I believe I answered this one earlier, but I can add that I continue to value memoir for its authenticity and its ability to connect to the reader in its own potent way.
It’s been a particular joy and satisfaction to facilitate workshops in personal narrative these past couple of decades. We are all living in an information glut, with too much coming at us and a dissemination of that information that can be troubling or vexxing. I worry that people believe it’s already too noisy, too cacophonous, out there in the bewildering world: why should I add my story to all that confusion? Shutting down your own voice, burying your experience, leads, I suspect, to profound loneliness. Writing is not a universal path out of loneliness, of course, but for some it is. At least it helps. If you’re called to write, it’s essential to find others who’ll support and promote that desire. I find a sense of community in writing workshops that I’ve not experienced in other facets of my life—a trust, a slow and calm unfolding when so much around us is frantic. As I said earlier, to write about one’s own life is scary, and it’s risky, so try to find others who want to do the same, and who will hold you in a safe place while you give try. That is a gift.I definitely hit a wall with both of my books—that squirrel cage anxiety got swirling and twirling: I’m not smart enough to find my way through, I don’t have the chops for this ambitious project. My husband would advise me to, okay, give up, be done. Put the manuscript away where it wasn’t easily retrievable. Stop researching and reading. Stop writing notes. Then, down the road, he said, if the book called to me, beckoned me back so that I couldn’t ignore it, I would know for certain that I needed to forge on. That happened to me with both projects, and so no wonder they each took years and years (!) to write. We needed breaks from each other, so we could come back together with a common cause.

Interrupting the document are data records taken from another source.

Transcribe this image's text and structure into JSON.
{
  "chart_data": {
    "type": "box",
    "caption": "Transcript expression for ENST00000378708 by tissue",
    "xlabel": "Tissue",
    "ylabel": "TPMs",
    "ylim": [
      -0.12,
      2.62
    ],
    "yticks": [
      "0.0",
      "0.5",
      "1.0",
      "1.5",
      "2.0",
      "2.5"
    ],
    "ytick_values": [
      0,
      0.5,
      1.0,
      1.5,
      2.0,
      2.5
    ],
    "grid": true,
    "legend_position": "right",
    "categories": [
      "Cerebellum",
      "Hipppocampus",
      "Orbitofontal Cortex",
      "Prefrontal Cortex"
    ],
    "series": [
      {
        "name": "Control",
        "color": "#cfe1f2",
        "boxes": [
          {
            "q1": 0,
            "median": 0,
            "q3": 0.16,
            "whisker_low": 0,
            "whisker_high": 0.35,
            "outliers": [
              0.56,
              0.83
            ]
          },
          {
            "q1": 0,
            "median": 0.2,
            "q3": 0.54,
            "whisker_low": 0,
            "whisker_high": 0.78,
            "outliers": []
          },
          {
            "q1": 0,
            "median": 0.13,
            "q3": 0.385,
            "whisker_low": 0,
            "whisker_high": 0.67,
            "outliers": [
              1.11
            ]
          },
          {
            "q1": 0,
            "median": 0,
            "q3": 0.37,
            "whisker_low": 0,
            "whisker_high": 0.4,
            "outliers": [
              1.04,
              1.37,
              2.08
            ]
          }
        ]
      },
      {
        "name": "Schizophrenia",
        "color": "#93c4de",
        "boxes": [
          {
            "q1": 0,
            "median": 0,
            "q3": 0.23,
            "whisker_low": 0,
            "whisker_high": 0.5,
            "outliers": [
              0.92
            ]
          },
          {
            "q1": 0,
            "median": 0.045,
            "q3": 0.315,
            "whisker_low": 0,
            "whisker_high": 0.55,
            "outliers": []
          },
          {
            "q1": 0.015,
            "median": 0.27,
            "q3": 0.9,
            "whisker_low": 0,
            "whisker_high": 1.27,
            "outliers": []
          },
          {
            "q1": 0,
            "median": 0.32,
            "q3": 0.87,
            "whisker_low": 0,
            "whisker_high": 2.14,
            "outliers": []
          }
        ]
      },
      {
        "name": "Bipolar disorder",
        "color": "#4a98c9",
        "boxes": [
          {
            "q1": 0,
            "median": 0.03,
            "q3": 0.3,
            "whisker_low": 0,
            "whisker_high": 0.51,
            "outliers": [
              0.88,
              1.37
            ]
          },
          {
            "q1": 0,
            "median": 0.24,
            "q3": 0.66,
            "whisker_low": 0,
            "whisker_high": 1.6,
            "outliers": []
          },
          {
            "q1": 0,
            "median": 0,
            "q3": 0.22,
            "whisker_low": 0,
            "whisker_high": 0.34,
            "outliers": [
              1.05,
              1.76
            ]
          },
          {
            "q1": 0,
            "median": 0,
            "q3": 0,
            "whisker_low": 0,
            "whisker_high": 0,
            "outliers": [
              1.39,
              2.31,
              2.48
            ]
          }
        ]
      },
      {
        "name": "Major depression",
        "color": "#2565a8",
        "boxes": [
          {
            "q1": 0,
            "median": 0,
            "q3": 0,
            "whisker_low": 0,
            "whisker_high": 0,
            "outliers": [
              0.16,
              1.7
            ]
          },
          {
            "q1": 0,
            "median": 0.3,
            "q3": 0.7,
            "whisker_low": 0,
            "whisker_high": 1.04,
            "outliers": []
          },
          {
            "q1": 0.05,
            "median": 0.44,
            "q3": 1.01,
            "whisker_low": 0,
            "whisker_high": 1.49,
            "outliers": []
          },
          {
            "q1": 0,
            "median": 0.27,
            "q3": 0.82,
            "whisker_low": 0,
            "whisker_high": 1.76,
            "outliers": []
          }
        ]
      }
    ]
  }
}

What is the advice you give to your students that you can pass on to our subscribers who are aspiring writers?
I’ll start with the most predictable advice, the same delivered by, I’m guessing, by about every working writer: read. Read every day and broadly and with keen curiosity about technique and style and craft. Make notes—even if those notes are simply single words that popped for you somehow. Let yourself swim in the music, the cadence of language.
Also, this is also a good time in the interview to return to my comment above about believing fiercely in one’s own work. I do advocate for that, fully. But that doesn’t mean to close the self off to constructive criticism. The truly confident writer is open to input, hungry for it. I’ve found that “constructive criticism” is best after the writer has put herself through several drafts—say, four or five—and has fundamentally grasped what the story is about. Sharing too soon is cause for frustration on both sides, writer and reader. It’s essential, I think, to find a trusted reader. I have long suggested to my students (and practiced this myself) that this trusted reader isn’t someone you live with or love, and in fact perhaps is someone who doesn’t know much about your personal life. For me, this is why writers’ groups run out of steam after a few years. You all get to know each other too well. A trusted reader is particularly deft at pointing out the places in the narrative that aren’t working, and that’s enough as far as input goes: I stumbled here. I was confused here. If a solution is suggested then writer must, I think, remember that someone else’s “fix” is not her fix. Only the writer can authentically address whatever bump or clunk has occurred in that spot.
I’ll end by saying that perhaps my best writerly companions have been the ones who simply hold me accountable. We’ll call each other on a Sunday, say, and will each plot out a loose plan for the week: “I’ll draft chapter three on Monday and Tuesday, and start in on chapter four on Friday.” Something like that. No exchange of pages, but instead just a stay on task friendly reminder. It’s worked beautifully for me.